Vida dura (e sem novidades) para Alonso

Sobreviver à curva 1 no meio do pelotão e ganhar posições na primeira volta. Será essa a missão de Fernando Alonso para tentar levar a decisão do campeonato a Interlagos sem precisar de uma pouco provável escorregada de Sebastian Vettel.

Se, por um lado, as apresentações do espanhol e o crescimento natural da Ferrari aos domingos ao longo da temporada fazem crer que o quarto lugar é totalmente possível, por outro, as duas provas nas últimas sete em que o piloto não foi ao pódio terminaram justamente em batidas na primeira volta.

Alguns dirão que Alonso, caso não seja campeão, jogou o tri fora em acidentes na primeira curva. Porém, foram justamente suas performances nos primeiros momentos dos GPs que o colocaram em posição de lutar pelo título. Afinal, o piloto cuja posição média de largada é de 6.1 ganhou 25 posições em primeiras voltas no ano, superado apenas por aqueles que, largando lá atrás, costumam se beneficiar de acidentes (Glock, Kovalainen, Karthikeyan e Pic). E isso foi fundamental para que sua média de chegada fosse o terceiro lugar.

As classificações fizeram com que Alonso assumisse durante todo o ano muitos riscos nos primeiros metros de cada GP e a história não será diferente em Austin.

Mas o espanhol pode ter alguns adversários a mais na pista norte-americana: a colocação da zona de DRS e os pneus.
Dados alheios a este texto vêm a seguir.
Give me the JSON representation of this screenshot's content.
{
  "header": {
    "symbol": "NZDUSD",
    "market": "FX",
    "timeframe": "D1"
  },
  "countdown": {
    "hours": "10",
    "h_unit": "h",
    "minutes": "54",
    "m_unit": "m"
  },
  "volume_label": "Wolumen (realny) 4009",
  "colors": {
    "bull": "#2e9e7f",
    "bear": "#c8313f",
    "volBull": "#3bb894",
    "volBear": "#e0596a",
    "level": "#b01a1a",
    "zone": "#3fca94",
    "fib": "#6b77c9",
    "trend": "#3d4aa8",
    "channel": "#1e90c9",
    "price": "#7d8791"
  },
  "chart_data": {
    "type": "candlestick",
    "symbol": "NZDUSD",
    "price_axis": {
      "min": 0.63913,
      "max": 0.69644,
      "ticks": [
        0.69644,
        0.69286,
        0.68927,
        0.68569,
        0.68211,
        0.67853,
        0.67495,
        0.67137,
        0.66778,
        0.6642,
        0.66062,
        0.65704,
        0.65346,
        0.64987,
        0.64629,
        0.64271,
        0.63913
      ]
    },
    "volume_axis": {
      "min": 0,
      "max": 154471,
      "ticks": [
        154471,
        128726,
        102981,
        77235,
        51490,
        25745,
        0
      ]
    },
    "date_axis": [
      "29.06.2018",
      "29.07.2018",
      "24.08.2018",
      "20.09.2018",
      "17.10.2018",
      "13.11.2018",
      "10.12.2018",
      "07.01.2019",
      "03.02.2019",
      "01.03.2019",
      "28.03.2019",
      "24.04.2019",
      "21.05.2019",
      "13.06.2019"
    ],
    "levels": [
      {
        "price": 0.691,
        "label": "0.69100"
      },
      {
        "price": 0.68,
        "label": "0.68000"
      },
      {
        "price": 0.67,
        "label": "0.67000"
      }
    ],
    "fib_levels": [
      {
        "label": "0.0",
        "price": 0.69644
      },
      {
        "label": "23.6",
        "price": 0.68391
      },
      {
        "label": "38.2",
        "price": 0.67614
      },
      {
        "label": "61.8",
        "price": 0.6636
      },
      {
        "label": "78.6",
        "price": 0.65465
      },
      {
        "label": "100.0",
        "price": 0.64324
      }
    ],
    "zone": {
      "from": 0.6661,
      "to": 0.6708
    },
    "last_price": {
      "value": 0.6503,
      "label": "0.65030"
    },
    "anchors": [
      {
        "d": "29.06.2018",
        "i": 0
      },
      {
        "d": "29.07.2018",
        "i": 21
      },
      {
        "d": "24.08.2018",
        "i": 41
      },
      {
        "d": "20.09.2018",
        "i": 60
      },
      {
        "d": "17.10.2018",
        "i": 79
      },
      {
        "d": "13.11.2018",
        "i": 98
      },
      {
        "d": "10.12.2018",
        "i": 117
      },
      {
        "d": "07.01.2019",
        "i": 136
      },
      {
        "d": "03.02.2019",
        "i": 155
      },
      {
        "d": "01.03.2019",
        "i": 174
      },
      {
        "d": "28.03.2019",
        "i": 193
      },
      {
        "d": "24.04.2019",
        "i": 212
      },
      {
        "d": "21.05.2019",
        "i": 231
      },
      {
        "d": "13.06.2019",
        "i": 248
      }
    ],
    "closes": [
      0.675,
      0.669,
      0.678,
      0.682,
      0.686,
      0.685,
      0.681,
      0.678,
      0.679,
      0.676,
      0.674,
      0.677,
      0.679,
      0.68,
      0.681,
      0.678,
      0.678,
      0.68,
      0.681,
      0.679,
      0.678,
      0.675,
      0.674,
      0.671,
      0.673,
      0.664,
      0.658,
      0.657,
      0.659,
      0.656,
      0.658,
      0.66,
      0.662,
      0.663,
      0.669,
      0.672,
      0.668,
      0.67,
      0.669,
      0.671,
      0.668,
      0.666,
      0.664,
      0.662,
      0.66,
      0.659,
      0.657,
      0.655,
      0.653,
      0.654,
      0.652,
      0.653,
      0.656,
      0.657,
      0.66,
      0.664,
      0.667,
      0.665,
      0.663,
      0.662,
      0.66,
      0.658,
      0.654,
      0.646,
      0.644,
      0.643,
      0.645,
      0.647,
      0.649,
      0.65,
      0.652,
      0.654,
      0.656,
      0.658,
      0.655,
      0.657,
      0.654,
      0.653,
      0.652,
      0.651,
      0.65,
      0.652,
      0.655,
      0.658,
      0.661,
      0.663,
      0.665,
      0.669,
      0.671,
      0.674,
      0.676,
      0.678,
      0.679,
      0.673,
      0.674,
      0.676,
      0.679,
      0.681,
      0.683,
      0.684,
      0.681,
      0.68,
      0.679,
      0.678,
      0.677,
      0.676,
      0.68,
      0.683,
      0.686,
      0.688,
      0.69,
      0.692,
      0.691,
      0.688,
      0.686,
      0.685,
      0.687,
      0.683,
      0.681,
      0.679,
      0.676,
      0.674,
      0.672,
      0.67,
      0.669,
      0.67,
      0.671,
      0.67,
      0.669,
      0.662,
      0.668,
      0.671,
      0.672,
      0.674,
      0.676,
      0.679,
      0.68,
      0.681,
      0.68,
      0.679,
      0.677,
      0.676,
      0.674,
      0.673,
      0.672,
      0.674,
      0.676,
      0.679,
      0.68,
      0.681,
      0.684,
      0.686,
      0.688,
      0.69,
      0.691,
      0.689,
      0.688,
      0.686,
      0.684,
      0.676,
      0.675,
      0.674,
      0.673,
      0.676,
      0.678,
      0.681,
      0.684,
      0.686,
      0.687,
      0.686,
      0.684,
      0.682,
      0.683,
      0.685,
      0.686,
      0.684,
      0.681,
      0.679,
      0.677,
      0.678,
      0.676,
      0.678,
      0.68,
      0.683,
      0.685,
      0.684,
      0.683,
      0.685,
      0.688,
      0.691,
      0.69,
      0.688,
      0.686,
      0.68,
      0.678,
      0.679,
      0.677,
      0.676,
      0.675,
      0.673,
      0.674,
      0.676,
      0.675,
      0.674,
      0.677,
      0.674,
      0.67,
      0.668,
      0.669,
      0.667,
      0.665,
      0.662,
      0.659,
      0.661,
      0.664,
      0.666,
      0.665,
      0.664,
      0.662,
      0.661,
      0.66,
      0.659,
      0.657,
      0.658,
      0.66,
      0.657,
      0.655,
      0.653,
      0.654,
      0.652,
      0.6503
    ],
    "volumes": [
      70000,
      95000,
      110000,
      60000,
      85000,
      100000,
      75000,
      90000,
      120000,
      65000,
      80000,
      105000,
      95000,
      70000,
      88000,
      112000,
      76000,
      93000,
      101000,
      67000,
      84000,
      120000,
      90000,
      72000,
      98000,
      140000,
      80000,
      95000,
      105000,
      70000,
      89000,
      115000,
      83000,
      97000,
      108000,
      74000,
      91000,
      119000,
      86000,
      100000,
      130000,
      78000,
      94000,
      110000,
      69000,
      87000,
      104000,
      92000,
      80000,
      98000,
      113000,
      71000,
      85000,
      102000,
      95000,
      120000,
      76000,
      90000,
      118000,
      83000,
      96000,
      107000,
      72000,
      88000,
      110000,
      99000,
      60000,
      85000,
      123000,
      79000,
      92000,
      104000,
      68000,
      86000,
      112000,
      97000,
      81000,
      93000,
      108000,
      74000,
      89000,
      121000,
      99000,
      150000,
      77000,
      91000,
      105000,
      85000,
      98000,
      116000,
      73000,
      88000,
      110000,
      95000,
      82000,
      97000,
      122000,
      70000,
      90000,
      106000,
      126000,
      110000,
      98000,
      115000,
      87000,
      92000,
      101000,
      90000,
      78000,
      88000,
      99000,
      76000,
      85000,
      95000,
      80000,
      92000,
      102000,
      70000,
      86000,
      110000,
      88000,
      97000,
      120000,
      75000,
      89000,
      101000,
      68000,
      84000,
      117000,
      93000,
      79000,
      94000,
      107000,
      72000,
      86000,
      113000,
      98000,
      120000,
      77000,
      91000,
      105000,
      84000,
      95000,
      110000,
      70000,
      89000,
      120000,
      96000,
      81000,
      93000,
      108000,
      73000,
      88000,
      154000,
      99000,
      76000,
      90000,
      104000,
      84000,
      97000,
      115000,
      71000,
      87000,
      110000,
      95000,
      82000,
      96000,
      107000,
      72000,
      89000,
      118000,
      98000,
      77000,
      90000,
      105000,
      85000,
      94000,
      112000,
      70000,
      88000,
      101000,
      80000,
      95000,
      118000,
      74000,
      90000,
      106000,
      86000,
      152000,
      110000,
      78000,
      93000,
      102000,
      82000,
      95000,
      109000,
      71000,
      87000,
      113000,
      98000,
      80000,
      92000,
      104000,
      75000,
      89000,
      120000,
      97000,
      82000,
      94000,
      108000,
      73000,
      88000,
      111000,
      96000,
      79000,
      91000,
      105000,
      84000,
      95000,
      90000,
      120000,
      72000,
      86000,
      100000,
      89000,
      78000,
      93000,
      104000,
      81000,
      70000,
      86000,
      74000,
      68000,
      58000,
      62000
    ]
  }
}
O próprio explicou por que teme que não será fácil ultrapassar no circuito texano. “Os pontos de medição e de ativação do DRS estão depois dos esses rápidos do primeiro setor e ali será muito difícil estar a um segundo do carro à frente. Na largada e na primeira volta temos de recuperar quase tudo que queremos.”

Já os pneus, altamente duráveis na pista lisa de Austin, diminuem as possibilidades de trabalhar estrategicamente para ganhar posições. Se Vettel mais uma vez facilitou sua vida ao largar na ponta, ver o que Alonso pode tirar da cartola para superar todos esses obstáculos promete valer o ingresso.